I've finally gotten buy-in to crate-train him. He went in there last night and stayed in for 30 or 40 minutes to eat the meat off a bone I put in there. My plan is to leave the crate in his old room -- crate door open, room door shut -- and let him explore it.

My question is this: How do we reinforce crate attachment while we're home with a Shih Tzu, especially an adult one? He follows my wife around everywhere, or me if she's not home. Only sometimes on weekends does he get enough of us and go off by himself for a little while. It seems unlikely to me that he will remain in the crate if the door is open and one of us is home, and obviously I don't want him to feel trapped in it by closing the door while we're there.

Thanks in advance for any advice.


----------



## doxiemommy (Dec 18, 2009)

First, a question, when you leave him in a room, do you leave the door shut, or do you use a baby gate to block off the door? Some dogs get anxious when they are totally shut in a room, with the door shut, as they feel very isolated. Anxiety and boredom can lead a dog to be destructive. So, you might try leaving him in a room, with the door open, but the doorway blocked with a baby gate.

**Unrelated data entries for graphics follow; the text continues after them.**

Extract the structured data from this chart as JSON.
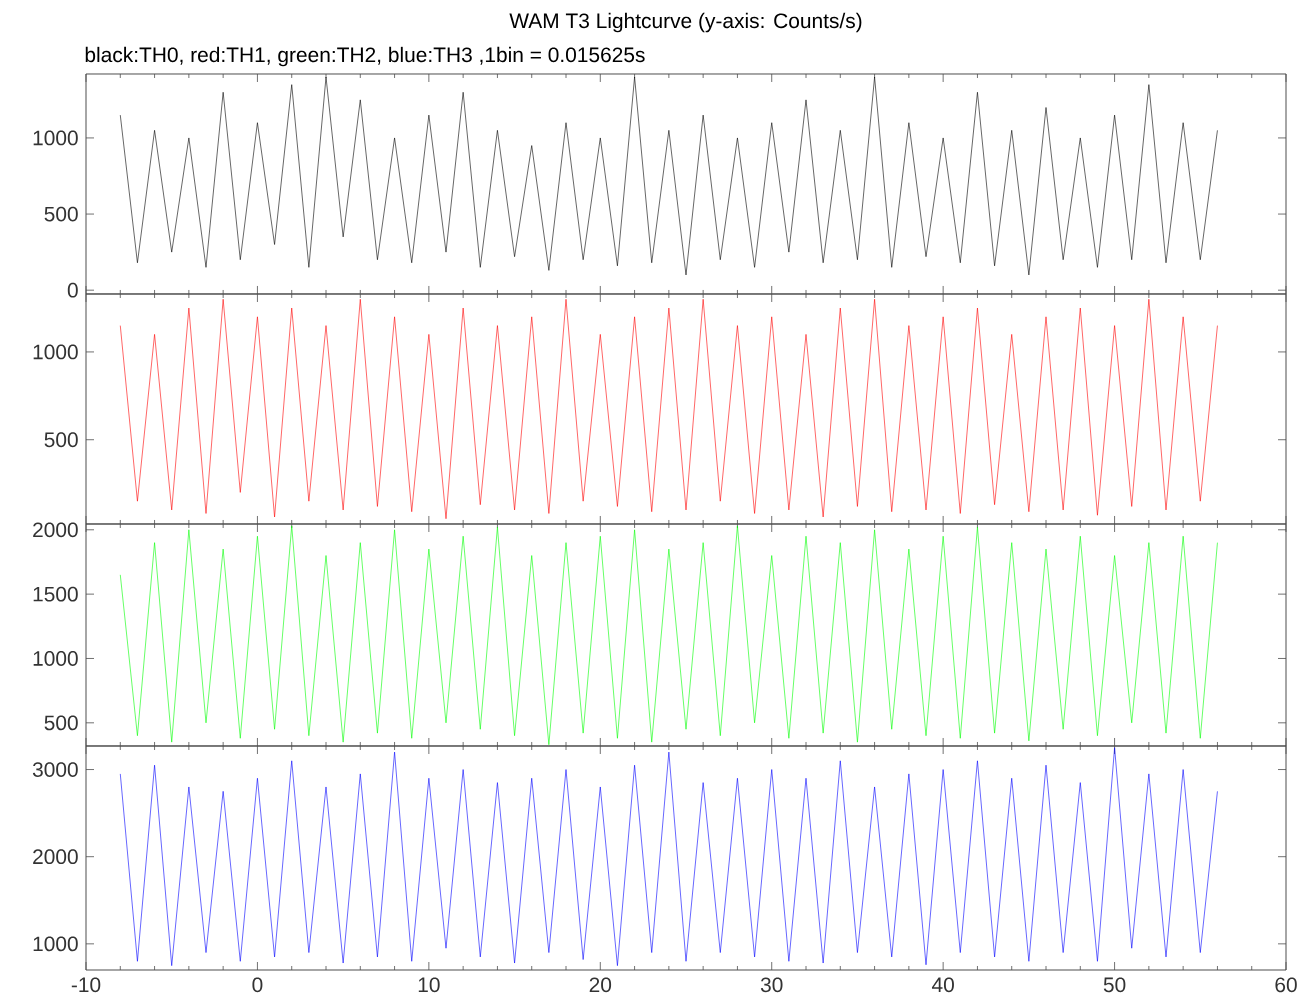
{
  "chart_data": [
    {
      "type": "line",
      "title": "WAM T3 Lightcurve (y-axis: Counts/s)",
      "subtitle": "black:TH0, red:TH1, green:TH2, blue:TH3 ,1bin = 0.015625s",
      "color": "#000000",
      "xlim": [
        -10,
        60
      ],
      "xticks": [
        -10,
        0,
        10,
        20,
        30,
        40,
        50,
        60
      ],
      "ylim": [
        -25,
        1420
      ],
      "yticks": [
        0,
        500,
        1000
      ],
      "tick_labels": "y",
      "x": [
        -8,
        -7,
        -6,
        -5,
        -4,
        -3,
        -2,
        -1,
        0,
        1,
        2,
        3,
        4,
        5,
        6,
        7,
        8,
        9,
        10,
        11,
        12,
        13,
        14,
        15,
        16,
        17,
        18,
        19,
        20,
        21,
        22,
        23,
        24,
        25,
        26,
        27,
        28,
        29,
        30,
        31,
        32,
        33,
        34,
        35,
        36,
        37,
        38,
        39,
        40,
        41,
        42,
        43,
        44,
        45,
        46,
        47,
        48,
        49,
        50,
        51,
        52,
        53,
        54,
        55,
        56
      ],
      "values": [
        1150,
        180,
        1050,
        250,
        1000,
        150,
        1300,
        200,
        1100,
        300,
        1350,
        150,
        1400,
        350,
        1250,
        200,
        1000,
        180,
        1150,
        250,
        1300,
        150,
        1050,
        220,
        950,
        130,
        1100,
        200,
        1000,
        160,
        1400,
        180,
        1050,
        100,
        1150,
        200,
        1000,
        150,
        1100,
        250,
        1250,
        180,
        1050,
        200,
        1400,
        150,
        1100,
        220,
        1000,
        180,
        1300,
        160,
        1050,
        100,
        1200,
        200,
        1000,
        150,
        1150,
        200,
        1350,
        180,
        1100,
        200,
        1050
      ]
    },
    {
      "type": "line",
      "color": "#ff0000",
      "xlim": [
        -10,
        60
      ],
      "xticks": [
        -10,
        0,
        10,
        20,
        30,
        40,
        50,
        60
      ],
      "ylim": [
        20,
        1330
      ],
      "yticks": [
        500,
        1000
      ],
      "tick_labels": "y",
      "x": [
        -8,
        -7,
        -6,
        -5,
        -4,
        -3,
        -2,
        -1,
        0,
        1,
        2,
        3,
        4,
        5,
        6,
        7,
        8,
        9,
        10,
        11,
        12,
        13,
        14,
        15,
        16,
        17,
        18,
        19,
        20,
        21,
        22,
        23,
        24,
        25,
        26,
        27,
        28,
        29,
        30,
        31,
        32,
        33,
        34,
        35,
        36,
        37,
        38,
        39,
        40,
        41,
        42,
        43,
        44,
        45,
        46,
        47,
        48,
        49,
        50,
        51,
        52,
        53,
        54,
        55,
        56
      ],
      "values": [
        1150,
        150,
        1100,
        100,
        1250,
        80,
        1300,
        200,
        1200,
        60,
        1250,
        150,
        1150,
        100,
        1300,
        120,
        1200,
        90,
        1100,
        50,
        1250,
        130,
        1150,
        100,
        1200,
        80,
        1300,
        150,
        1100,
        120,
        1200,
        90,
        1250,
        100,
        1300,
        150,
        1150,
        80,
        1200,
        100,
        1100,
        60,
        1250,
        120,
        1300,
        90,
        1150,
        100,
        1200,
        80,
        1250,
        130,
        1100,
        90,
        1200,
        100,
        1250,
        70,
        1150,
        120,
        1300,
        100,
        1200,
        150,
        1150
      ]
    },
    {
      "type": "line",
      "color": "#00ff00",
      "xlim": [
        -10,
        60
      ],
      "xticks": [
        -10,
        0,
        10,
        20,
        30,
        40,
        50,
        60
      ],
      "ylim": [
        320,
        2045
      ],
      "yticks": [
        500,
        1000,
        1500,
        2000
      ],
      "tick_labels": "y",
      "x": [
        -8,
        -7,
        -6,
        -5,
        -4,
        -3,
        -2,
        -1,
        0,
        1,
        2,
        3,
        4,
        5,
        6,
        7,
        8,
        9,
        10,
        11,
        12,
        13,
        14,
        15,
        16,
        17,
        18,
        19,
        20,
        21,
        22,
        23,
        24,
        25,
        26,
        27,
        28,
        29,
        30,
        31,
        32,
        33,
        34,
        35,
        36,
        37,
        38,
        39,
        40,
        41,
        42,
        43,
        44,
        45,
        46,
        47,
        48,
        49,
        50,
        51,
        52,
        53,
        54,
        55,
        56
      ],
      "values": [
        1650,
        400,
        1900,
        350,
        2000,
        500,
        1850,
        380,
        1950,
        450,
        2030,
        400,
        1800,
        350,
        1900,
        420,
        2000,
        380,
        1850,
        500,
        1950,
        450,
        2020,
        400,
        1800,
        330,
        1900,
        420,
        1950,
        380,
        2000,
        350,
        1850,
        450,
        1900,
        400,
        2030,
        500,
        1800,
        380,
        1950,
        420,
        1900,
        350,
        2000,
        450,
        1850,
        400,
        1950,
        380,
        2020,
        420,
        1900,
        360,
        1850,
        450,
        1950,
        400,
        1800,
        500,
        1900,
        420,
        1950,
        380,
        1900
      ]
    },
    {
      "type": "line",
      "color": "#0000ff",
      "xlim": [
        -10,
        60
      ],
      "xticks": [
        -10,
        0,
        10,
        20,
        30,
        40,
        50,
        60
      ],
      "ylim": [
        700,
        3270
      ],
      "yticks": [
        1000,
        2000,
        3000
      ],
      "x": [
        -8,
        -7,
        -6,
        -5,
        -4,
        -3,
        -2,
        -1,
        0,
        1,
        2,
        3,
        4,
        5,
        6,
        7,
        8,
        9,
        10,
        11,
        12,
        13,
        14,
        15,
        16,
        17,
        18,
        19,
        20,
        21,
        22,
        23,
        24,
        25,
        26,
        27,
        28,
        29,
        30,
        31,
        32,
        33,
        34,
        35,
        36,
        37,
        38,
        39,
        40,
        41,
        42,
        43,
        44,
        45,
        46,
        47,
        48,
        49,
        50,
        51,
        52,
        53,
        54,
        55,
        56
      ],
      "values": [
        2950,
        800,
        3050,
        750,
        2800,
        900,
        2750,
        800,
        2900,
        850,
        3100,
        900,
        2800,
        780,
        2950,
        850,
        3200,
        800,
        2900,
        950,
        3000,
        850,
        2850,
        780,
        2900,
        900,
        3000,
        820,
        2800,
        750,
        3050,
        900,
        3200,
        800,
        2850,
        900,
        2900,
        850,
        3000,
        800,
        2900,
        780,
        3100,
        900,
        2800,
        850,
        2950,
        760,
        3000,
        900,
        3100,
        850,
        2900,
        800,
        3050,
        900,
        2850,
        800,
        3250,
        950,
        2950,
        850,
        3000,
        900,
        2750
      ]
    }
  ]
}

Second, crates are great for teaching a dog some independence. But, you can't just put them in and leave them for extended periods of time, when they're not used to it, because it could backfire and cause them to HATE the crate.

If he's really ok in the crate, door shut, with a bone, for 20-30 minutes, there's no reason you can't make that part of your daily routine. You could also use a frozen, stuffed kong. Or, you could alternate the times, maybe leave him in the crate 5 minutes, then, later in the day, leave him for 15 minutes, then later for 2 minutes. This will help him learn to tolerate the crate better, because no matter how long you are gone, he'll know you always come back.

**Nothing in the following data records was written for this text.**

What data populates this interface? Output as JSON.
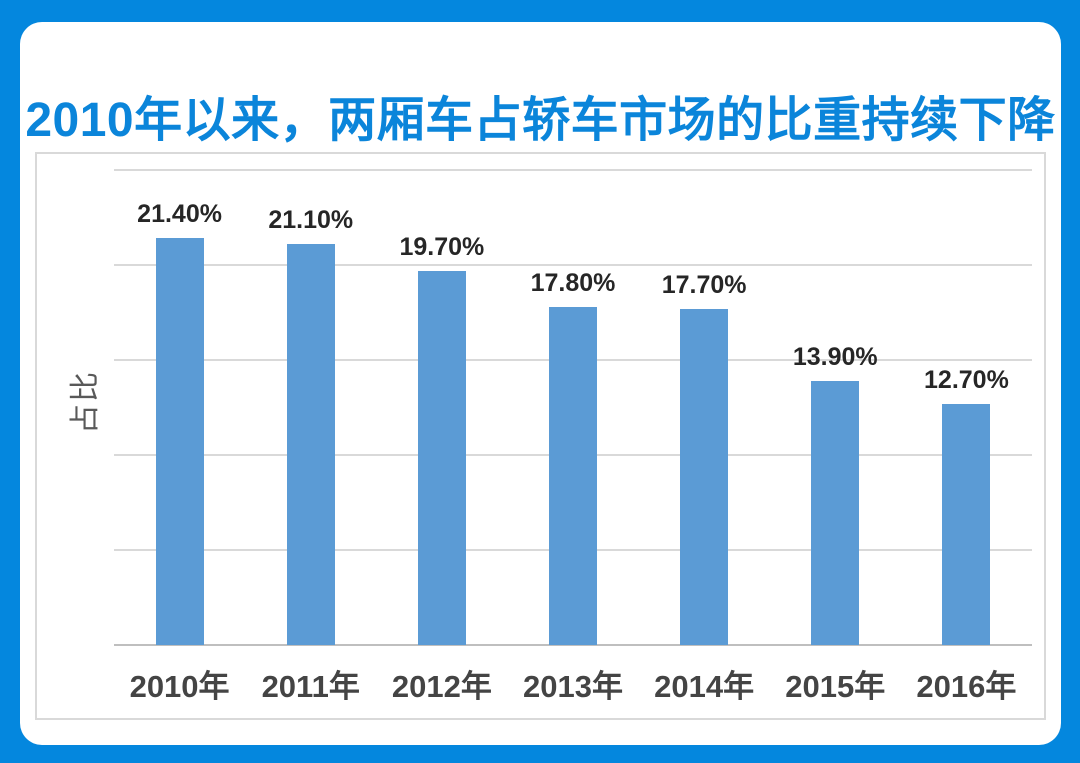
{
  "header": {
    "title": "2010年以来，两厢车占轿车市场的比重持续下降"
  },
  "chart_data": {
    "type": "bar",
    "title": "2010年以来，两厢车占轿车市场的比重持续下降",
    "categories": [
      "2010年",
      "2011年",
      "2012年",
      "2013年",
      "2014年",
      "2015年",
      "2016年"
    ],
    "values": [
      21.4,
      21.1,
      19.7,
      17.8,
      17.7,
      13.9,
      12.7
    ],
    "value_labels": [
      "21.40%",
      "21.10%",
      "19.70%",
      "17.80%",
      "17.70%",
      "13.90%",
      "12.70%"
    ],
    "xlabel": "",
    "ylabel": "占比",
    "ylim": [
      0,
      25
    ],
    "grid_step": 5,
    "grid": "horizontal-only",
    "legend": "none",
    "colors": {
      "bar": "#5B9BD5",
      "frame": "#0487DE",
      "title": "#0B85DA",
      "gridline": "#D9D9D9",
      "baseline": "#BFBFBF",
      "data_label": "#262626",
      "x_label": "#444444",
      "y_axis_title": "#595959",
      "panel_border": "#D9D9D9"
    }
  }
}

All that can be done while you are in the home, and when you leave. If he is NOT ok in the crate for that long, you can always take baby steps, and do 1-2 minutes at a time, several times a day, and then gradually build up the time. But, always give him something to do in the crate. And, it also helps to tire them out before you put them in the crate, as exercise relieves stress, and, if he's tired, he may sleep.


----------